We are thankful, too, to have a Nutrition Therapist Megan Crozier who works with clients on regaining control of their nutrition needs.  Megan agrees the journey for clean and healthy living is as rewarding as the results. Although most want a quick fix, Megan delicately teaches what you need for improved wellness and body composition will fall into place.

I learned something new

Hmmm…we’ve talked about this before.  Learning a new skill is so incredibly healthy on the brain. It challenges our movements and may even teach you new patterns of movement that fully use your whole body, not just the parts on which you focus in your regular old fitness routine.

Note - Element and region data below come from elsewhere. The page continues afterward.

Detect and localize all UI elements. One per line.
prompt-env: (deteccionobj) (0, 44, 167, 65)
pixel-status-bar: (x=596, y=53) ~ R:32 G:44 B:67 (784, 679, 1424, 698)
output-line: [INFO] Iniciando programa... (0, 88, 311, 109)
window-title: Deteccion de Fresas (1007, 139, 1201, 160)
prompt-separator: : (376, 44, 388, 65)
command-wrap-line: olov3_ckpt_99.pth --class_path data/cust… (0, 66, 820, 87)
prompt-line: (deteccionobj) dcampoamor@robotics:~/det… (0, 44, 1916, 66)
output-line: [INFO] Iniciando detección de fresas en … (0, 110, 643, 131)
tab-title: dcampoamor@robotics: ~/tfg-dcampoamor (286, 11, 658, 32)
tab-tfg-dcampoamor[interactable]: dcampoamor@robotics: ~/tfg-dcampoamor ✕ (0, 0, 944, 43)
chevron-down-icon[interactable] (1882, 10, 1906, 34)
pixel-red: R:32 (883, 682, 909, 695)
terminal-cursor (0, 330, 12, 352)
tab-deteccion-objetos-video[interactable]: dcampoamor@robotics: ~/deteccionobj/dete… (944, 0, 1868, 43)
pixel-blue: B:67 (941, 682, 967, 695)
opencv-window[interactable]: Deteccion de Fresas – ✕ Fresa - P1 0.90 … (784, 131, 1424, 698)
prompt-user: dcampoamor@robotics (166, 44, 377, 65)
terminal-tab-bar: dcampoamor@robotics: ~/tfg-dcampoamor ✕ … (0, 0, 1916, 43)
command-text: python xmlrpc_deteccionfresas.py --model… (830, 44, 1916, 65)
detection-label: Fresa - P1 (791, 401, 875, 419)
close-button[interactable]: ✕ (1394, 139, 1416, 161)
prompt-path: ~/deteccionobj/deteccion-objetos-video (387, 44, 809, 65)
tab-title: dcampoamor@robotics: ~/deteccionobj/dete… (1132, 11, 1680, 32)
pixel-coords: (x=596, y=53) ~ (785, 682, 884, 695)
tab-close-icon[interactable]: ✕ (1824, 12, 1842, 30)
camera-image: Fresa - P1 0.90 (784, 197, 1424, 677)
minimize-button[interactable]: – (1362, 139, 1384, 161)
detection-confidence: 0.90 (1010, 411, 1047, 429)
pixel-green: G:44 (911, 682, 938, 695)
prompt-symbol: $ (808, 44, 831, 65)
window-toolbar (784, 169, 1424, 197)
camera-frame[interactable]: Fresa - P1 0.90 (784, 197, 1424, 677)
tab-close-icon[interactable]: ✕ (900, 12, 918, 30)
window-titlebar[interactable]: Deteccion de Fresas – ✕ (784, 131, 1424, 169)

According to Dr. Arnold Lee, a physician at the One Medical Group in San Francisco, “There are numerous benefits to mixing up your workout routine. It’s the key to stimulating different muscle groups and preventing boredom.” Lee also extolls the value of shaking up your workouts as a means to prevent (RSIs) or Repetitive Stress Injuries, a type of injury that can occur from doing lots of repetitive motions like running, hitting a tennis ball, kickboxing or swimming. He says by mixing up your activities, you give those overused muscles, joints and ligaments a chance to rest and recover. If you do become injured, he suggests a different activity that doesn’t strain that same part of the body which will allow you to stay in shape and heal at the same time.

Learning a new skill in the gym promotes muscle growth in areas you don’t typically train and forces you to concentrate that much more.

I’m a learner. I am constantly listening to podcasts, audiobooks, going to seminars when I can. I want to be the best at who I am. Wife, mom, sister, business partner, company owner, daughter. If I find ways to make me a more empathetic and responsive mom helping to foster independence and resilience in our children, I’m happy. I’m re-listening to How to Talk to your Kids so your Kids Will Listen. How to Listen to your Kids so your Kids Will Talk for a third time. I’m learning new ways to look at it now that our children are two years older than they were when I last listened (and yes went to see the authors speak in person!)

I have a small pile of books I’m reading covering WWII, children’s physical and emotional development and a drama. My podcast list is long and ranges from Catholic Cafe to Stop Chasing Pain. It also focuses on my main areas of interest in our business: holistic approach to health. I take notes. I listen again.

So, when it comes to my workouts, I want to learn something new. Or, better said, a fresh perspective on a movement I may already know. If I can find ways to move this body in patterns that are healthy and promote longevity and correct posture, and become easier every time, I’m “in”.

I know this much: although I’ve owned a health and fitness business for almost 12 years, I am only scratching the surface of what there is to know and love about what I do.

I did something well…I accomplished something

Who doesn’t like the feeling of accomplishment? Who wants to go into your workout, do something really well, something you’ve tried time and time and time again (successfully or not) or something you haven’t done before and “kill it”?

Fun Fact: The “High Five” was invented by Los Angeles Dodgers outfielder Glenn Burke when he spontaneously high-fived fellow outfielder Dusty Baker after a home run during a game in 1977

Instead of checking the box, going to your workout run or match and going through the motions, instead leave it focusing on that one thing you did really well.

The “win” can be a stretch of your hamstrings or a hip opener or what seems to many a simple yoga pose. But, this time you actually did it. You know it was better than before – or ever – and you are walking on air, baby!

It leaves me encouraged, happy and confident.

So there you have it.  A wrap up of my reasons for a “great workout”.  Don’t workout for the sake of working out.  It can only become another stressor and chore.  When you walk away from your next workout and learned something new, or are proud you accomplished a goal, or love that new boost of energy. . .  we hope you will say with pride, wow, that was a great workout!